Biden outlined his plan in Thursday remarks at the White House where he lamented rising costs for years-old medicines such as insulin, arthritis drugs and multiple sclerosis treatments. Besides Medicare negotiation, the president also is proposing caps on out-of-pocket costs as part of his Build Back Better agenda, a broad economic plan that includes tackling inflation and other consumer costs.

He already had endorsedallowing Medicare to negotiate drug prices in his 2022 budget proposal and pressed Congress for the change during an April joint speech to lawmakers. But while House Speaker Nancy Pelosi‘s negotiation bill, H.R. 3 (117), passed the chamber last year, it would need lockstep party support on both sides of the Capitol to make it to Biden’s desk now, and some moderates do not back the move.

“Let me start by acknowledging groundbreaking, life-saving work many pharmaceutical companies are doing; look no further than the vaccine manufacturing and delivery pandemic and save lives,” Biden said Thursday. “But we can make a distinction between developing these breakthroughs to jack up prices on a range of medications, or a range of everyday diseases and conditions.”

He also referenced working with industry on the Obama administration’s Cancer Moonshot initiative, when Biden was vice president. Critics have sometimes deployed that example to argue he is too pharma-friendly but Biden used it during his speech to underscore “unacceptable” pricing practices.

“[I] said if any one of you came up with a drug to cure a particular type of cancer, what do you think you should be able to charge? They said whatever the market would bear,” he said. “That often means a significant number of people can’t afford it under any circumstance, and they’ll die.”

Biden separately touted the federal government’s work with states and tribes to import cheaper medicines from Canada — even though HHS has not authorized any state importation plan since the Trump administration finalized the rule in September 2020. Critics, including Canadian officials, argue that importing medicines would not lower consumers’ costs and would only sap Canada’s supply.

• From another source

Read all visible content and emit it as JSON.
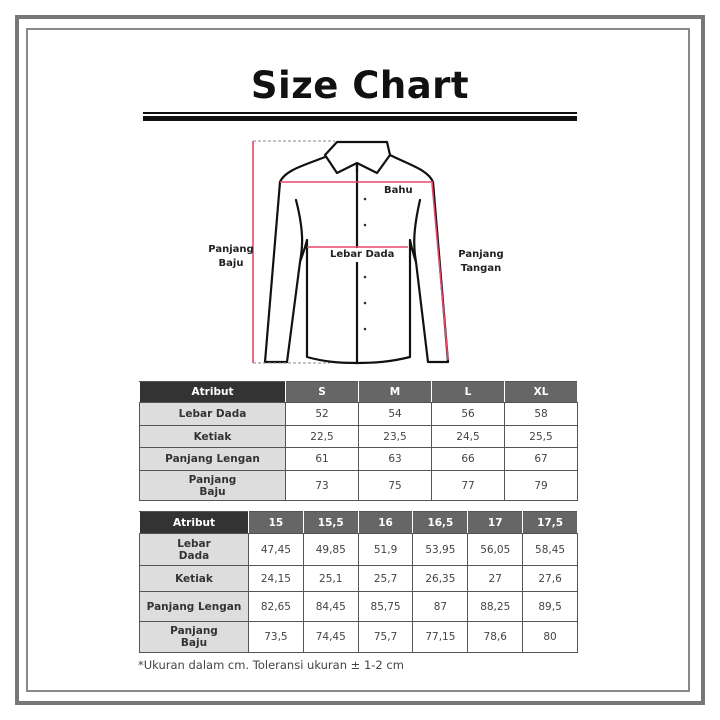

The Biden administration acknowledged the savings dilemma in a June court filing, noting that “although two proposals have been submitted to FDA, no timeline exists for the agency to make a decision.”

The president’s remarks, light on policy details, reflect the state of play on Capitol Hill, where lawmakers in the upper chamber haven’t yet figured out the particulars of their drug pricing plan and how much it will differ from the House’s HR.3.

A senior Senate Democratic staffer told POLITICO that senators led by Ron Wyden (D-Ore.) are spending the August recess working with the CBO and federal health agencies on the plan and shopping it to members, some of whom have been openly skeptical of the effort.

The president’s speech is especially welcome given that PhRMA is already ramping up its advocacy against reform with TV ads ahead of the bill’s release, the aide said. Biden’s support could give members the political cover they need to defy the industry.

Industry was swift to push back on the president’s remarks.

“Unfortunately, the policies the president outlined today would undermine access to life-saving medicines and fails to address an insurance system that shifts the cost of treatments onto vulnerable patients,” PhRMA CEO Steve Ubl said in a statement insisting that industry was happy to work with Congress on bipartisan approaches to lowering out-of-pocket costs.

On the campaign trail in 2020, Bidentook a more moderate approach to drug pricing than some other Democratic candidates but endorsed Medicare negotiation. Public support for the measure has swelled: Nearly nine in 10 Americans regardless of political affiliation back letting the government program negotiate prices according to June polling from the Kaiser Family Foundation.

The president meanwhile has withdrawn or delayed his predecessors’ most significant drug pricing plans, including a rule that would link certain Medicare payments to vastly lower costs in other countries. Congress also recently delayed by three years another Trump rule — eliminating rebates that drugmakers pay to pharmacy benefit managers — after the Biden administration pushed it back a year.